Abigail nodded, still looking dazed, as she climbed into the roomy front seats and clambered out the truck from over he mom's lap. The moment she shut the door behind her, the vehicle rumbled once and hauled away on dazed tires, leaving her to stand there, watching balefully after it.

They didn't have to strand her in front of their dirty old complex.

Abbi muttered a few choice words underneath her breath and glanced at the old buildings. Made of rotting blue wood and flimsy shingles, the place definitely wasn't a castle, but it did have its charm. That is, if you considered charm to be the smell of stale Chinese food and bumper oil.

"Mm," She frowned at the thought, starting toward the small rectangular shelves of postal boxes.
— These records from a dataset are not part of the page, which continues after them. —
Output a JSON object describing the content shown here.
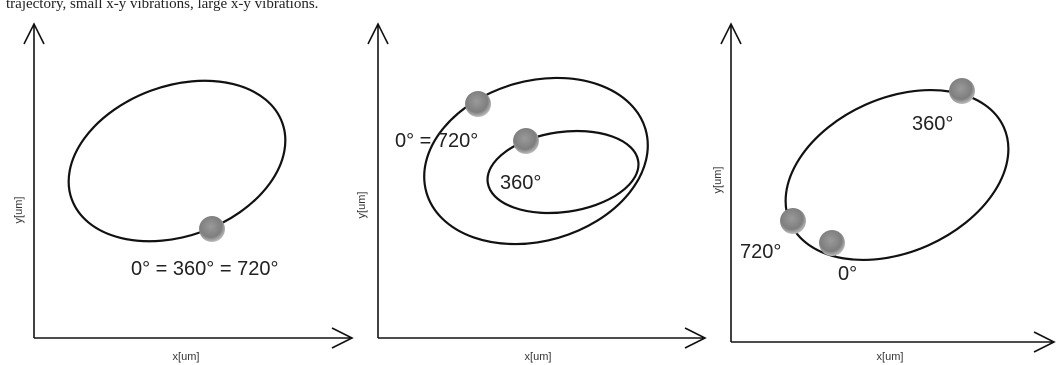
{
  "caption": "trajectory, small x-y vibrations, large x-y vibrations.",
  "colors": {
    "stroke": "#111111",
    "marker": "#888888",
    "text": "#222222"
  },
  "panels": [
    {
      "xlabel": "x[um]",
      "ylabel": "y[um]",
      "labels": [
        "0° = 360° = 720°"
      ]
    },
    {
      "xlabel": "x[um]",
      "ylabel": "y[um]",
      "labels": [
        "0° = 720°",
        "360°"
      ]
    },
    {
      "xlabel": "x[um]",
      "ylabel": "y[um]",
      "labels": [
        "360°",
        "720°",
        "0°"
      ]
    }
  ]
}
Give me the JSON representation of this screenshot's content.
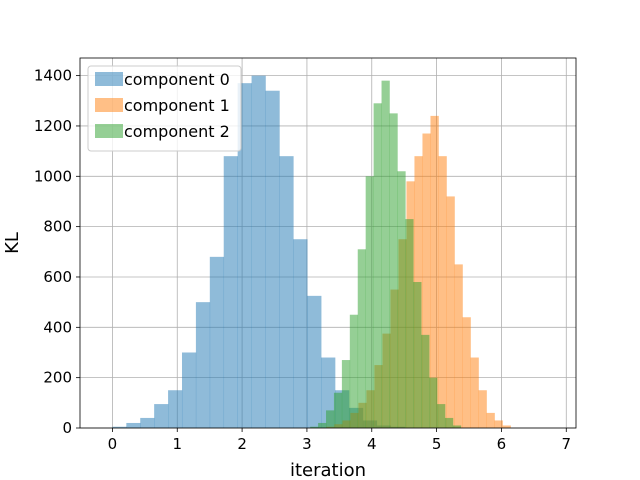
{
  "chart_data": {
    "type": "histogram",
    "title": "",
    "xlabel": "iteration",
    "ylabel": "KL",
    "xlim": [
      -0.5,
      7.15
    ],
    "ylim": [
      0,
      1470
    ],
    "x_ticks": [
      0,
      1,
      2,
      3,
      4,
      5,
      6,
      7
    ],
    "y_ticks": [
      0,
      200,
      400,
      600,
      800,
      1000,
      1200,
      1400
    ],
    "grid": true,
    "legend_position": "top-left",
    "series": [
      {
        "name": "component 0",
        "color": "#1f77b4",
        "opacity": 0.5,
        "bin_start": 0.0,
        "bin_width": 0.2146,
        "counts": [
          5,
          20,
          40,
          95,
          150,
          300,
          500,
          680,
          1080,
          1370,
          1400,
          1340,
          1080,
          750,
          525,
          280,
          150,
          80,
          30,
          10,
          5
        ]
      },
      {
        "name": "component 1",
        "color": "#ff7f0e",
        "opacity": 0.5,
        "bin_start": 3.3,
        "bin_width": 0.1235,
        "counts": [
          5,
          15,
          30,
          60,
          100,
          150,
          250,
          375,
          550,
          750,
          980,
          1080,
          1170,
          1240,
          1080,
          920,
          650,
          440,
          280,
          150,
          60,
          30,
          10
        ]
      },
      {
        "name": "component 2",
        "color": "#2ca02c",
        "opacity": 0.5,
        "bin_start": 3.05,
        "bin_width": 0.1223,
        "counts": [
          5,
          20,
          70,
          140,
          270,
          450,
          710,
          1000,
          1290,
          1380,
          1250,
          1020,
          830,
          580,
          370,
          200,
          95,
          40,
          10
        ]
      }
    ]
  }
}
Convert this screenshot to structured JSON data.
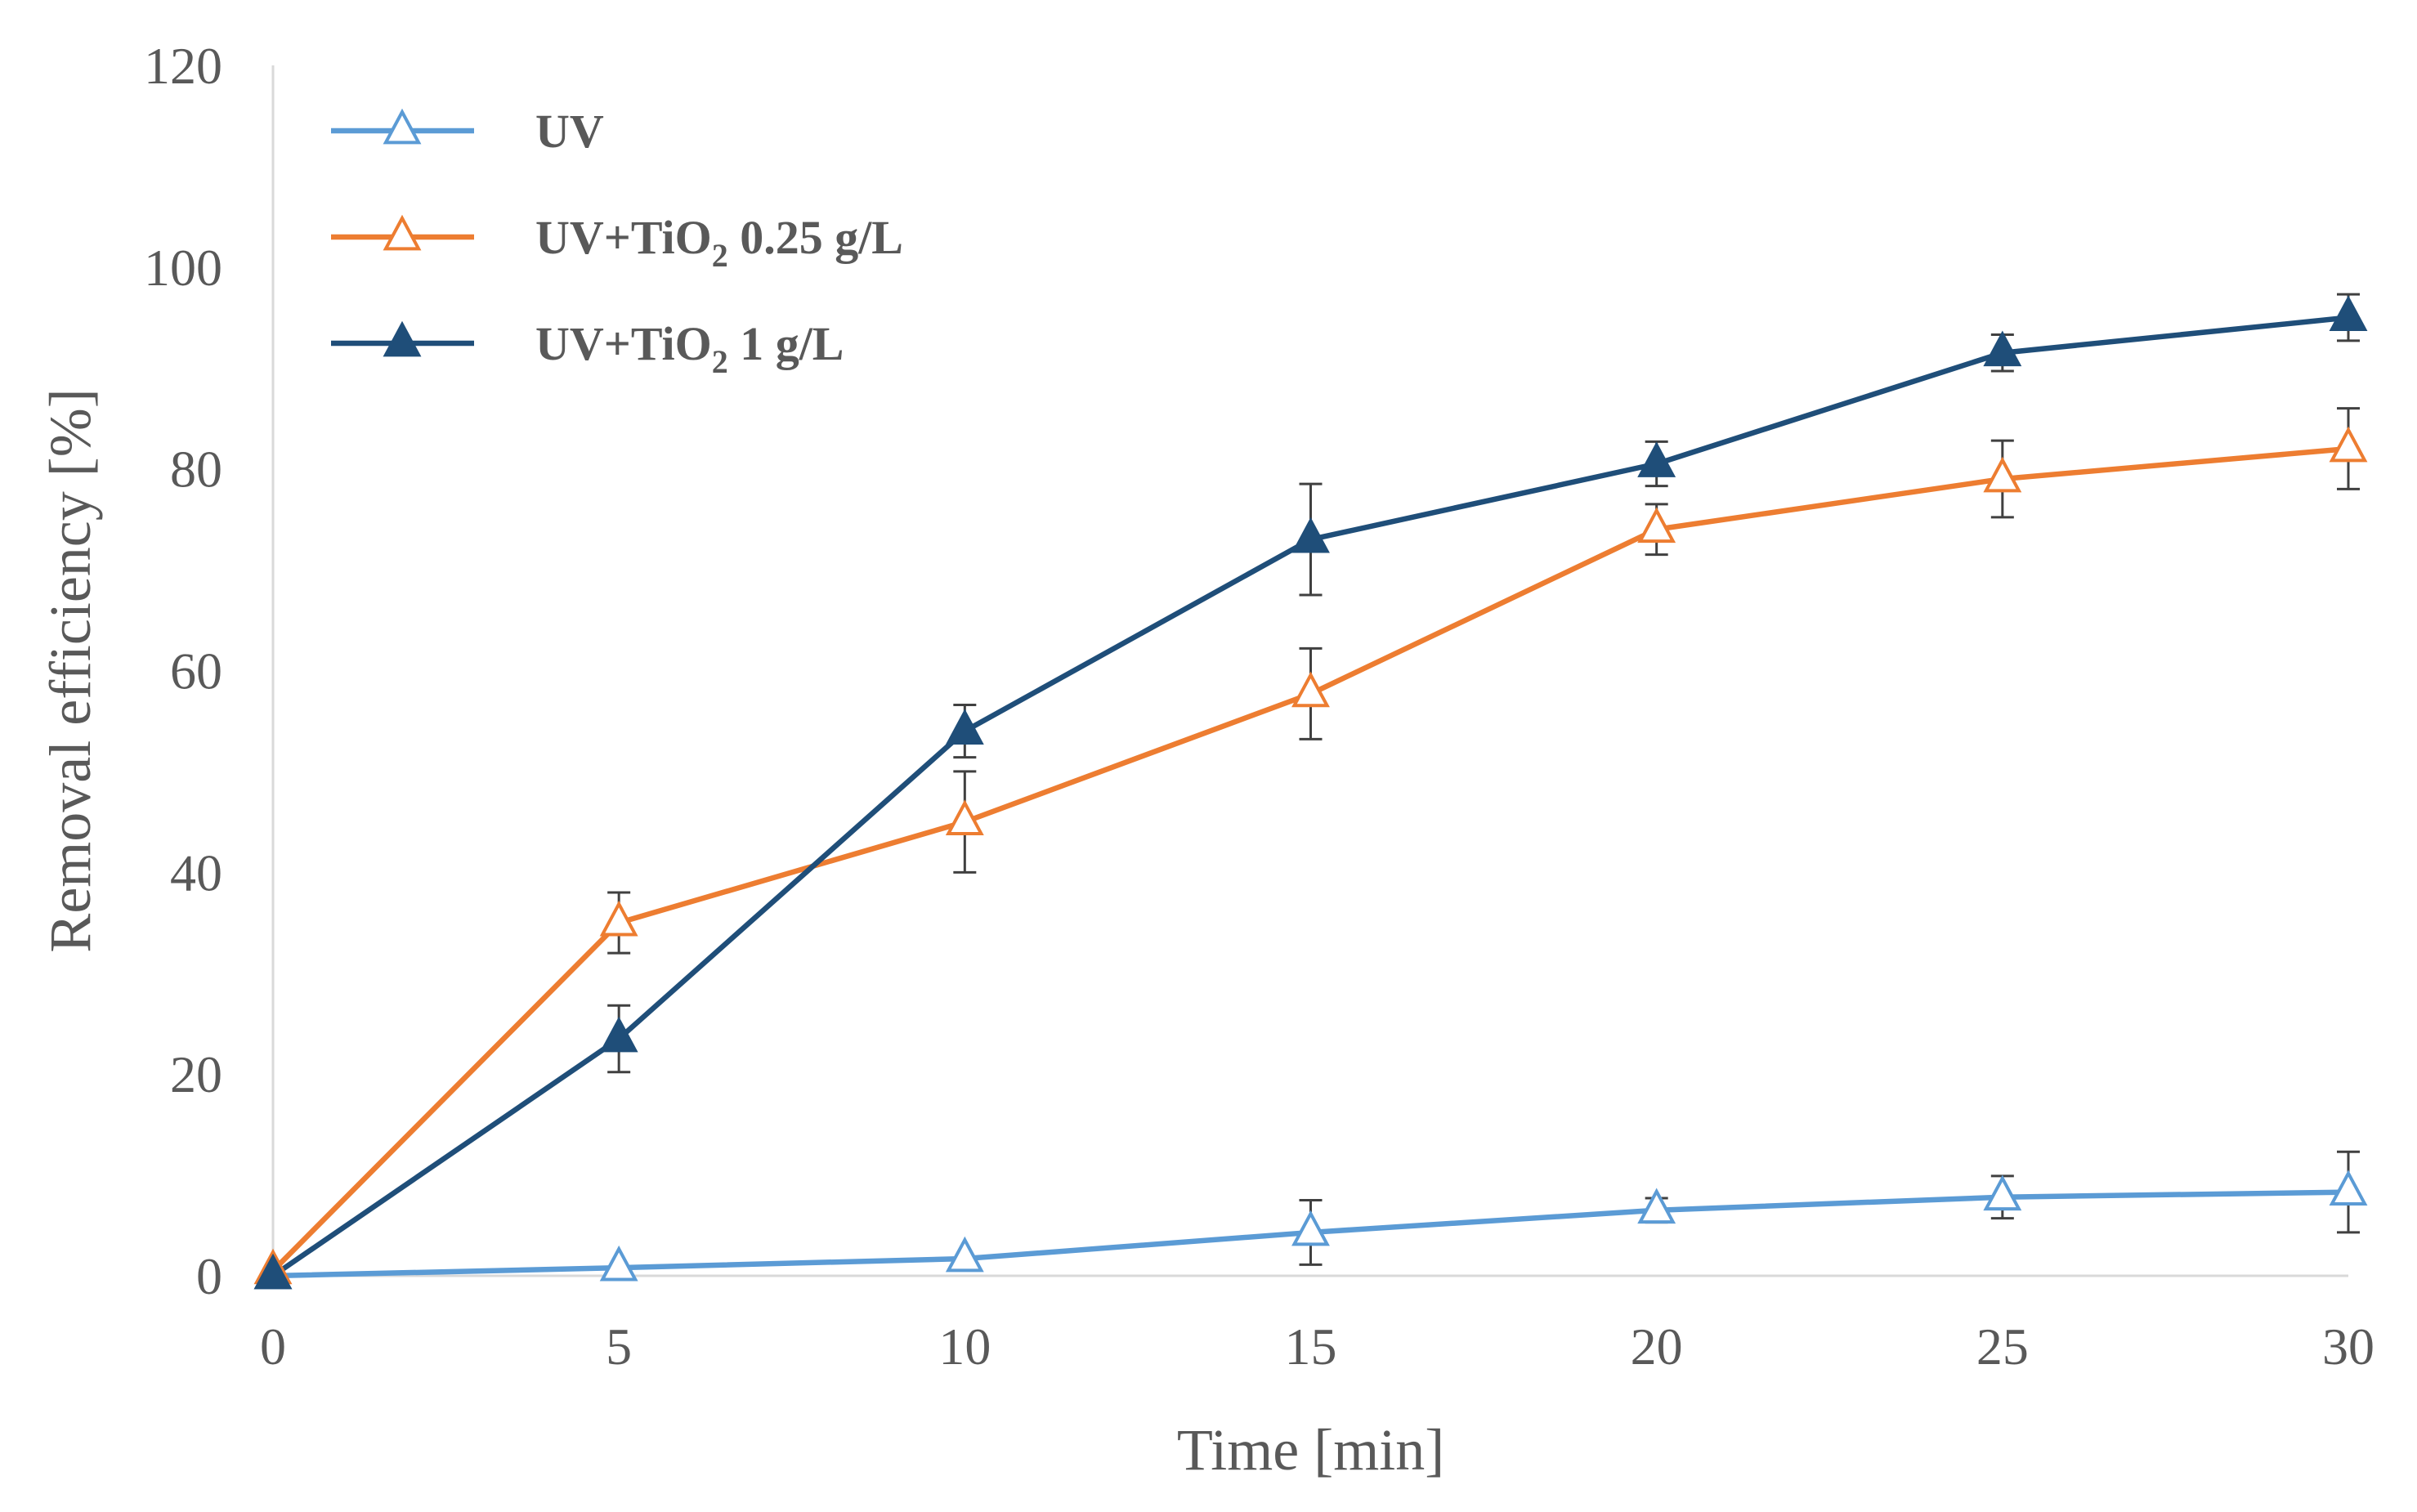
{
  "chart_data": {
    "type": "line",
    "title": "",
    "xlabel": "Time [min]",
    "ylabel": "Removal efficiency [%]",
    "x": [
      0,
      5,
      10,
      15,
      20,
      25,
      30
    ],
    "xlim": [
      0,
      30
    ],
    "ylim": [
      0,
      120
    ],
    "xticks": [
      "0",
      "5",
      "10",
      "15",
      "20",
      "25",
      "30"
    ],
    "yticks": [
      "0",
      "20",
      "40",
      "60",
      "80",
      "100",
      "120"
    ],
    "grid": false,
    "legend_position": "top-left",
    "series": [
      {
        "name": "UV",
        "legend_main": "UV",
        "legend_sub": "",
        "legend_tail": "",
        "color": "#5b9bd5",
        "marker": "triangle-open",
        "values": [
          0,
          0.8,
          1.7,
          4.3,
          6.5,
          7.8,
          8.3
        ],
        "errors": [
          0,
          0,
          0,
          3.2,
          1.2,
          2.1,
          4.0
        ]
      },
      {
        "name": "UV+TiO2 0.25 g/L",
        "legend_main": "UV+TiO",
        "legend_sub": "2",
        "legend_tail": " 0.25 g/L",
        "color": "#ed7d31",
        "marker": "triangle-open",
        "values": [
          0.5,
          35,
          45,
          57.7,
          74,
          79,
          82
        ],
        "errors": [
          0,
          3,
          5,
          4.5,
          2.5,
          3.8,
          4.0
        ]
      },
      {
        "name": "UV+TiO2 1 g/L",
        "legend_main": "UV+TiO",
        "legend_sub": "2",
        "legend_tail": " 1 g/L",
        "color": "#1f4e79",
        "marker": "triangle-filled",
        "values": [
          0,
          23.5,
          54,
          73,
          80.5,
          91.5,
          95
        ],
        "errors": [
          0,
          3.3,
          2.6,
          5.5,
          2.2,
          1.8,
          2.3
        ]
      }
    ]
  }
}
Sneakers scuffing on the pavement beneath her feet, Abbi approached the cases, pulled open the Worthington labeled box (yes, the complex was so idiotically run-down they didn't even provide keys), and found a mound of wonderfully unhealthy mail.

Probably bills, Abigail assumed, pulling the papers out and discerning-rather dejectedly-all the other ways she could be spending her time right about now.

Then, shutting the box with unneeded force, Abbi turned away and started her dismal walk back toward her apartment building, which was just so pleasantly located at the opposite end of where she was.

Squinting down at the letters gripped in her fingers, Abigail regarded the first one with disinterest. Bill, she huffed, flipping it to the bottom of the stack, Bill, Abbi did the same for the next.

The next parchment, however, was thicker and appeared more delicate and white and ... just so happened to be addressed to her.

Abigail lifted her eyebrows, regarding the letter with renewed interest. To be honest, getting mail designed specifically for her was uncommon. Most people she still talked to conversed through email, and even then, their chats were brief and uninteresting.